Despite agent and environment, other elements are listed as follows:

### Policy

A policy defines the learning agent's way of behaving at a given time. Note: it is not the policy of how the environment works, it is the policy for the agent to decide.

### Reward Signal

A reward signal defines the goal of a reinforcement learning problem. It indicates what is good in an immediate sense.

### Value Function

A value function specifies what is good in a long run.

Value of a state means the total amount of reward an agent can expect to accumulate over time.

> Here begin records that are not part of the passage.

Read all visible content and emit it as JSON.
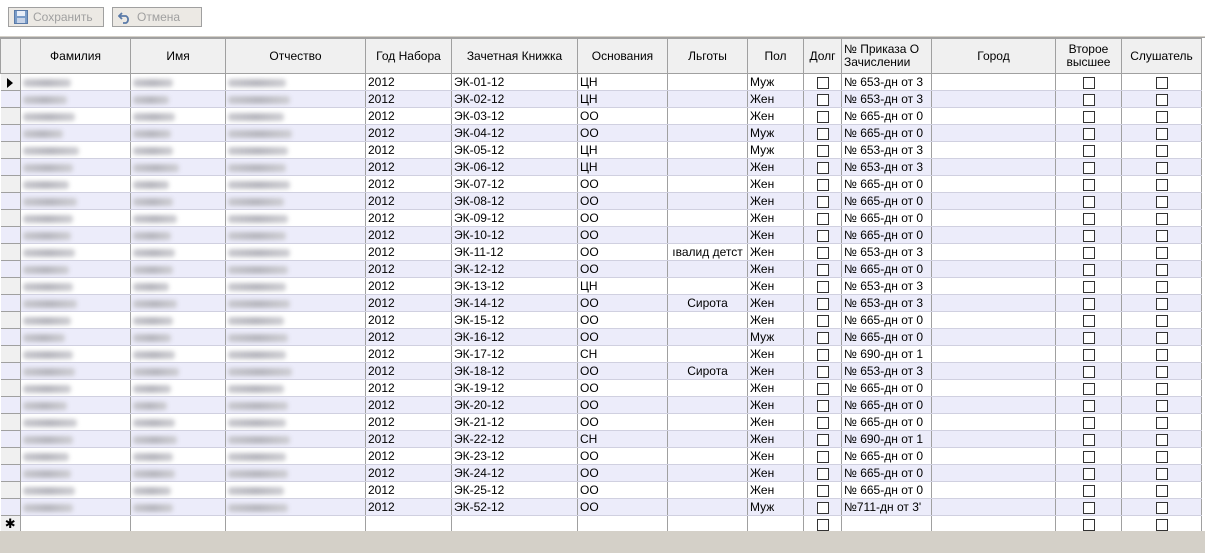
{
  "toolbar": {
    "save_label": "Сохранить",
    "cancel_label": "Отмена"
  },
  "columns": {
    "familia": "Фамилия",
    "imya": "Имя",
    "otchestvo": "Отчество",
    "god": "Год Набора",
    "zachetka": "Зачетная Книжка",
    "osnovaniya": "Основания",
    "lgoty": "Льготы",
    "pol": "Пол",
    "dolg": "Долг",
    "prikaz": "№ Приказа О Зачислении",
    "gorod": "Город",
    "vtoroe": "Второе высшее",
    "slushatel": "Слушатель"
  },
  "rows": [
    {
      "god": "2012",
      "zachetka": "ЭК-01-12",
      "osnovaniya": "ЦН",
      "lgoty": "",
      "pol": "Муж",
      "prikaz": "№ 653-дн от 3"
    },
    {
      "god": "2012",
      "zachetka": "ЭК-02-12",
      "osnovaniya": "ЦН",
      "lgoty": "",
      "pol": "Жен",
      "prikaz": "№ 653-дн от 3"
    },
    {
      "god": "2012",
      "zachetka": "ЭК-03-12",
      "osnovaniya": "ОО",
      "lgoty": "",
      "pol": "Жен",
      "prikaz": "№ 665-дн от 0"
    },
    {
      "god": "2012",
      "zachetka": "ЭК-04-12",
      "osnovaniya": "ОО",
      "lgoty": "",
      "pol": "Муж",
      "prikaz": "№ 665-дн от 0"
    },
    {
      "god": "2012",
      "zachetka": "ЭК-05-12",
      "osnovaniya": "ЦН",
      "lgoty": "",
      "pol": "Муж",
      "prikaz": "№ 653-дн от 3"
    },
    {
      "god": "2012",
      "zachetka": "ЭК-06-12",
      "osnovaniya": "ЦН",
      "lgoty": "",
      "pol": "Жен",
      "prikaz": "№ 653-дн от 3"
    },
    {
      "god": "2012",
      "zachetka": "ЭК-07-12",
      "osnovaniya": "ОО",
      "lgoty": "",
      "pol": "Жен",
      "prikaz": "№ 665-дн от 0"
    },
    {
      "god": "2012",
      "zachetka": "ЭК-08-12",
      "osnovaniya": "ОО",
      "lgoty": "",
      "pol": "Жен",
      "prikaz": "№ 665-дн от 0"
    },
    {
      "god": "2012",
      "zachetka": "ЭК-09-12",
      "osnovaniya": "ОО",
      "lgoty": "",
      "pol": "Жен",
      "prikaz": "№ 665-дн от 0"
    },
    {
      "god": "2012",
      "zachetka": "ЭК-10-12",
      "osnovaniya": "ОО",
      "lgoty": "",
      "pol": "Жен",
      "prikaz": "№ 665-дн от 0"
    },
    {
      "god": "2012",
      "zachetka": "ЭК-11-12",
      "osnovaniya": "ОО",
      "lgoty": "ıвалид детст",
      "pol": "Жен",
      "prikaz": "№ 653-дн от 3"
    },
    {
      "god": "2012",
      "zachetka": "ЭК-12-12",
      "osnovaniya": "ОО",
      "lgoty": "",
      "pol": "Жен",
      "prikaz": "№ 665-дн от 0"
    },
    {
      "god": "2012",
      "zachetka": "ЭК-13-12",
      "osnovaniya": "ЦН",
      "lgoty": "",
      "pol": "Жен",
      "prikaz": "№ 653-дн от 3"
    },
    {
      "god": "2012",
      "zachetka": "ЭК-14-12",
      "osnovaniya": "ОО",
      "lgoty": "Сирота",
      "pol": "Жен",
      "prikaz": "№ 653-дн от 3"
    },
    {
      "god": "2012",
      "zachetka": "ЭК-15-12",
      "osnovaniya": "ОО",
      "lgoty": "",
      "pol": "Жен",
      "prikaz": "№ 665-дн от 0"
    },
    {
      "god": "2012",
      "zachetka": "ЭК-16-12",
      "osnovaniya": "ОО",
      "lgoty": "",
      "pol": "Муж",
      "prikaz": "№ 665-дн от 0"
    },
    {
      "god": "2012",
      "zachetka": "ЭК-17-12",
      "osnovaniya": "СН",
      "lgoty": "",
      "pol": "Жен",
      "prikaz": "№ 690-дн от 1"
    },
    {
      "god": "2012",
      "zachetka": "ЭК-18-12",
      "osnovaniya": "ОО",
      "lgoty": "Сирота",
      "pol": "Жен",
      "prikaz": "№ 653-дн от 3"
    },
    {
      "god": "2012",
      "zachetka": "ЭК-19-12",
      "osnovaniya": "ОО",
      "lgoty": "",
      "pol": "Жен",
      "prikaz": "№ 665-дн от 0"
    },
    {
      "god": "2012",
      "zachetka": "ЭК-20-12",
      "osnovaniya": "ОО",
      "lgoty": "",
      "pol": "Жен",
      "prikaz": "№ 665-дн от 0"
    },
    {
      "god": "2012",
      "zachetka": "ЭК-21-12",
      "osnovaniya": "ОО",
      "lgoty": "",
      "pol": "Жен",
      "prikaz": "№ 665-дн от 0"
    },
    {
      "god": "2012",
      "zachetka": "ЭК-22-12",
      "osnovaniya": "СН",
      "lgoty": "",
      "pol": "Жен",
      "prikaz": "№ 690-дн от 1"
    },
    {
      "god": "2012",
      "zachetka": "ЭК-23-12",
      "osnovaniya": "ОО",
      "lgoty": "",
      "pol": "Жен",
      "prikaz": "№ 665-дн от 0"
    },
    {
      "god": "2012",
      "zachetka": "ЭК-24-12",
      "osnovaniya": "ОО",
      "lgoty": "",
      "pol": "Жен",
      "prikaz": "№ 665-дн от 0"
    },
    {
      "god": "2012",
      "zachetka": "ЭК-25-12",
      "osnovaniya": "ОО",
      "lgoty": "",
      "pol": "Жен",
      "prikaz": "№ 665-дн от 0"
    },
    {
      "god": "2012",
      "zachetka": "ЭК-52-12",
      "osnovaniya": "ОО",
      "lgoty": "",
      "pol": "Муж",
      "prikaz": "№711-дн от 3'"
    }
  ],
  "new_row_marker": "✱"
}
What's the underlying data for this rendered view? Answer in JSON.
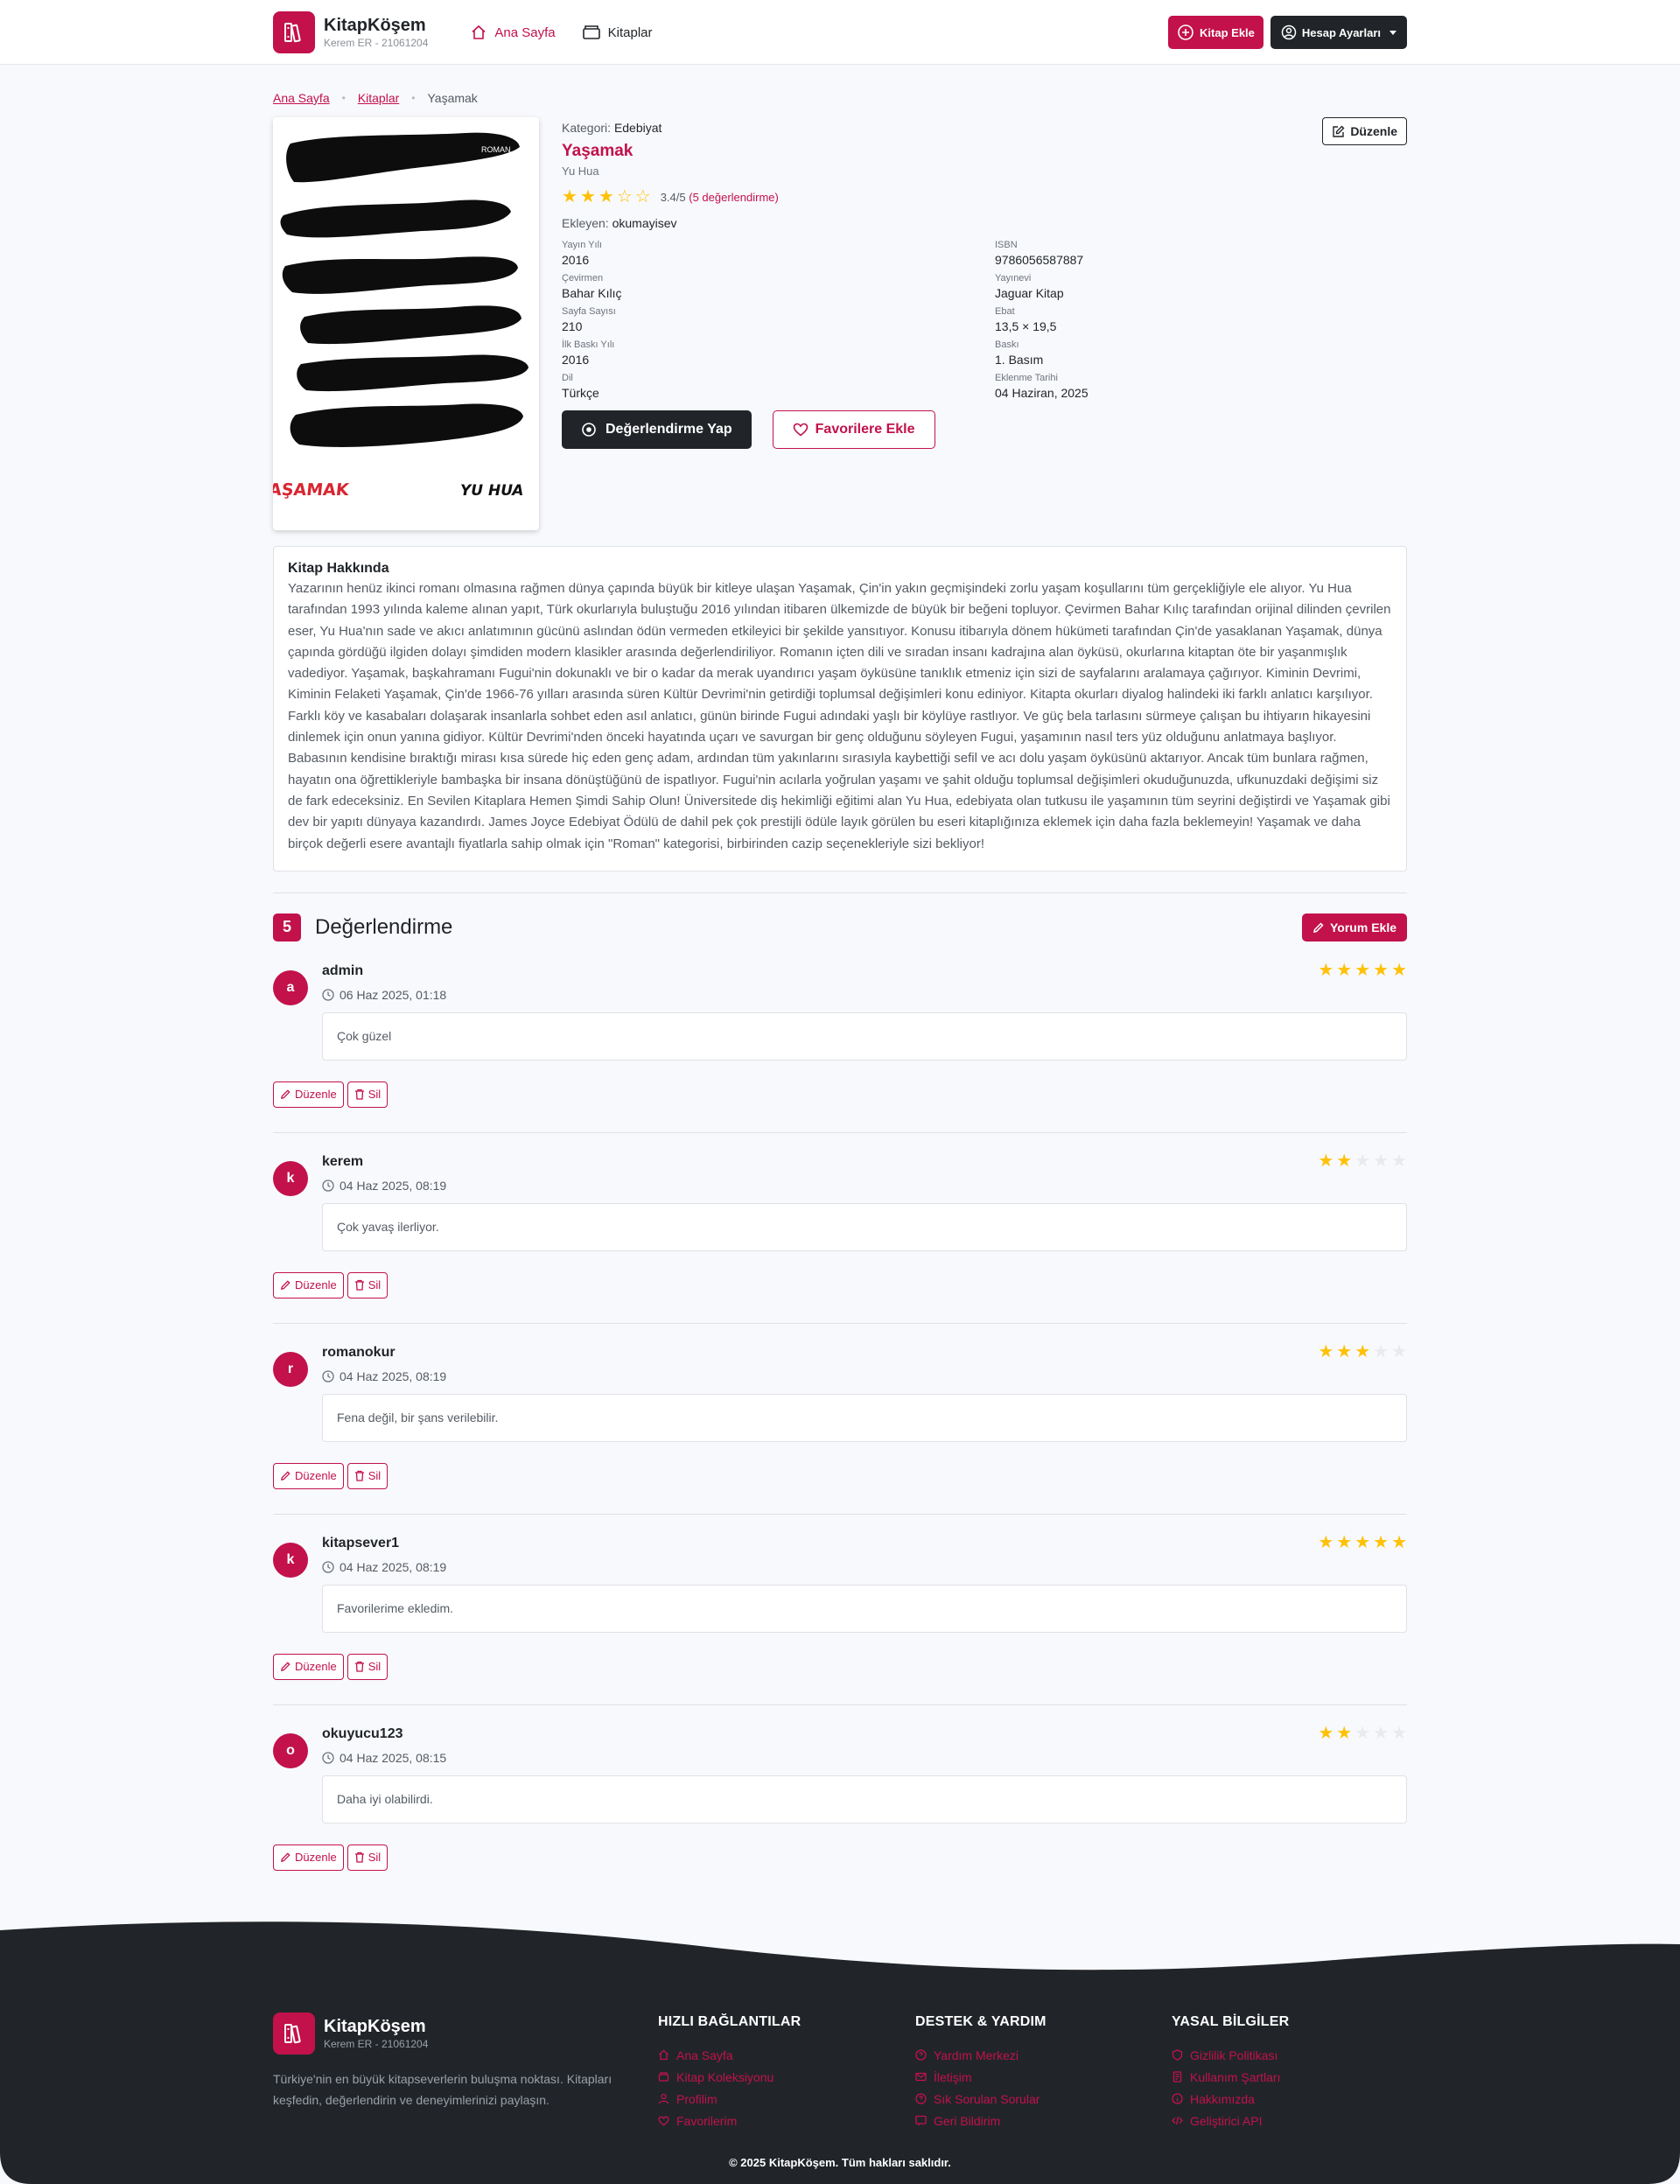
{
  "colors": {
    "accent": "#c2114b",
    "dark": "#212529",
    "star": "#ffc107"
  },
  "header": {
    "brand_name": "KitapKöşem",
    "brand_sub": "Kerem ER - 21061204",
    "nav_home": "Ana Sayfa",
    "nav_books": "Kitaplar",
    "add_book": "Kitap Ekle",
    "account": "Hesap Ayarları"
  },
  "breadcrumb": {
    "home": "Ana Sayfa",
    "books": "Kitaplar",
    "current": "Yaşamak"
  },
  "book": {
    "category_label": "Kategori:",
    "category": "Edebiyat",
    "title": "Yaşamak",
    "author": "Yu Hua",
    "rating": 3.4,
    "rating_text": "3.4/5",
    "rating_count": "(5 değerlendirme)",
    "added_by_label": "Ekleyen:",
    "added_by": "okumayisev",
    "edit_button": "Düzenle",
    "cover_title": "YAŞAMAK",
    "cover_author": "YU HUA",
    "cover_tag": "ROMAN",
    "details_left": [
      {
        "label": "Yayın Yılı",
        "value": "2016"
      },
      {
        "label": "Çevirmen",
        "value": "Bahar Kılıç"
      },
      {
        "label": "Sayfa Sayısı",
        "value": "210"
      },
      {
        "label": "İlk Baskı Yılı",
        "value": "2016"
      },
      {
        "label": "Dil",
        "value": "Türkçe"
      }
    ],
    "details_right": [
      {
        "label": "ISBN",
        "value": "9786056587887"
      },
      {
        "label": "Yayınevi",
        "value": "Jaguar Kitap"
      },
      {
        "label": "Ebat",
        "value": "13,5 × 19,5"
      },
      {
        "label": "Baskı",
        "value": "1. Basım"
      },
      {
        "label": "Eklenme Tarihi",
        "value": "04 Haziran, 2025"
      }
    ],
    "rate_button": "Değerlendirme Yap",
    "fav_button": "Favorilere Ekle"
  },
  "about": {
    "heading": "Kitap Hakkında",
    "text": "Yazarının henüz ikinci romanı olmasına rağmen dünya çapında büyük bir kitleye ulaşan Yaşamak, Çin'in yakın geçmişindeki zorlu yaşam koşullarını tüm gerçekliğiyle ele alıyor. Yu Hua tarafından 1993 yılında kaleme alınan yapıt, Türk okurlarıyla buluştuğu 2016 yılından itibaren ülkemizde de büyük bir beğeni topluyor. Çevirmen Bahar Kılıç tarafından orijinal dilinden çevrilen eser, Yu Hua'nın sade ve akıcı anlatımının gücünü aslından ödün vermeden etkileyici bir şekilde yansıtıyor. Konusu itibarıyla dönem hükümeti tarafından Çin'de yasaklanan Yaşamak, dünya çapında gördüğü ilgiden dolayı şimdiden modern klasikler arasında değerlendiriliyor. Romanın içten dili ve sıradan insanı kadrajına alan öyküsü, okurlarına kitaptan öte bir yaşanmışlık vadediyor. Yaşamak, başkahramanı Fugui'nin dokunaklı ve bir o kadar da merak uyandırıcı yaşam öyküsüne tanıklık etmeniz için sizi de sayfalarını aralamaya çağırıyor. Kiminin Devrimi, Kiminin Felaketi Yaşamak, Çin'de 1966-76 yılları arasında süren Kültür Devrimi'nin getirdiği toplumsal değişimleri konu ediniyor. Kitapta okurları diyalog halindeki iki farklı anlatıcı karşılıyor. Farklı köy ve kasabaları dolaşarak insanlarla sohbet eden asıl anlatıcı, günün birinde Fugui adındaki yaşlı bir köylüye rastlıyor. Ve güç bela tarlasını sürmeye çalışan bu ihtiyarın hikayesini dinlemek için onun yanına gidiyor. Kültür Devrimi'nden önceki hayatında uçarı ve savurgan bir genç olduğunu söyleyen Fugui, yaşamının nasıl ters yüz olduğunu anlatmaya başlıyor. Babasının kendisine bıraktığı mirası kısa sürede hiç eden genç adam, ardından tüm yakınlarını sırasıyla kaybettiği sefil ve acı dolu yaşam öyküsünü aktarıyor. Ancak tüm bunlara rağmen, hayatın ona öğrettikleriyle bambaşka bir insana dönüştüğünü de ispatlıyor. Fugui'nin acılarla yoğrulan yaşamı ve şahit olduğu toplumsal değişimleri okuduğunuzda, ufkunuzdaki değişimi siz de fark edeceksiniz. En Sevilen Kitaplara Hemen Şimdi Sahip Olun! Üniversitede diş hekimliği eğitimi alan Yu Hua, edebiyata olan tutkusu ile yaşamının tüm seyrini değiştirdi ve Yaşamak gibi dev bir yapıtı dünyaya kazandırdı. James Joyce Edebiyat Ödülü de dahil pek çok prestijli ödüle layık görülen bu eseri kitaplığınıza eklemek için daha fazla beklemeyin! Yaşamak ve daha birçok değerli esere avantajlı fiyatlarla sahip olmak için \"Roman\" kategorisi, birbirinden cazip seçenekleriyle sizi bekliyor!"
  },
  "reviews": {
    "count": "5",
    "heading": "Değerlendirme",
    "add_button": "Yorum Ekle",
    "edit_label": "Düzenle",
    "delete_label": "Sil",
    "items": [
      {
        "initial": "a",
        "user": "admin",
        "date": "06 Haz 2025, 01:18",
        "stars": 5,
        "comment": "Çok güzel"
      },
      {
        "initial": "k",
        "user": "kerem",
        "date": "04 Haz 2025, 08:19",
        "stars": 2,
        "comment": "Çok yavaş ilerliyor."
      },
      {
        "initial": "r",
        "user": "romanokur",
        "date": "04 Haz 2025, 08:19",
        "stars": 3,
        "comment": "Fena değil, bir şans verilebilir."
      },
      {
        "initial": "k",
        "user": "kitapsever1",
        "date": "04 Haz 2025, 08:19",
        "stars": 5,
        "comment": "Favorilerime ekledim."
      },
      {
        "initial": "o",
        "user": "okuyucu123",
        "date": "04 Haz 2025, 08:15",
        "stars": 2,
        "comment": "Daha iyi olabilirdi."
      }
    ]
  },
  "footer": {
    "brand_name": "KitapKöşem",
    "brand_sub": "Kerem ER - 21061204",
    "description": "Türkiye'nin en büyük kitapseverlerin buluşma noktası. Kitapları keşfedin, değerlendirin ve deneyimlerinizi paylaşın.",
    "quick_links_title": "HIZLI BAĞLANTILAR",
    "quick_links": [
      "Ana Sayfa",
      "Kitap Koleksiyonu",
      "Profilim",
      "Favorilerim"
    ],
    "support_title": "DESTEK & YARDIM",
    "support_links": [
      "Yardım Merkezi",
      "İletişim",
      "Sık Sorulan Sorular",
      "Geri Bildirim"
    ],
    "legal_title": "YASAL BİLGİLER",
    "legal_links": [
      "Gizlilik Politikası",
      "Kullanım Şartları",
      "Hakkımızda",
      "Geliştirici API"
    ],
    "copyright": "© 2025 KitapKöşem. Tüm hakları saklıdır."
  }
}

### Model of Environment (Optional)

Roughly speaking, it is a model build by the agent to mimic and predict the action of the environment. Modern reinforcement learning spans the spectrum from low-level, trial-and-error learning to high level, deliberative learning.

## 1.4 Limitations and Scope

• Most of the reinforcement learning methods we consider are structured around estimating value functions, but it is not always necessary.

• Evolutionary methods: do not estimate value functions; try different policies and obtain the most rewarded one, and generate its variants to carry over to the next run. These methods are effective if the space of policies are sufficiently small or can be structured so that good policiesare common or easy to find. But generally, evolutionary methods are relatively ineffective.

## 1.5 An Extended Example: Tic-Tac-Toe

Basic idea (temporal-difference): update the estimated value each time:

$$V(S_t) \leftarrow V(S_t) + \alpha [V(S_{t+1})-V(S_t)]$$

where $\alpha$ is a small positive function called step-size parameter, which influence the learning rate.

### Evolutionary Methods and Value Function Methods

Evolutionary methods: hold the policy fixed and estimate the probability of winning with that policy, and use this to direct the next policy. If one game wins, all behaviors get credit.

Value function methods: allow individual states to be evaluated.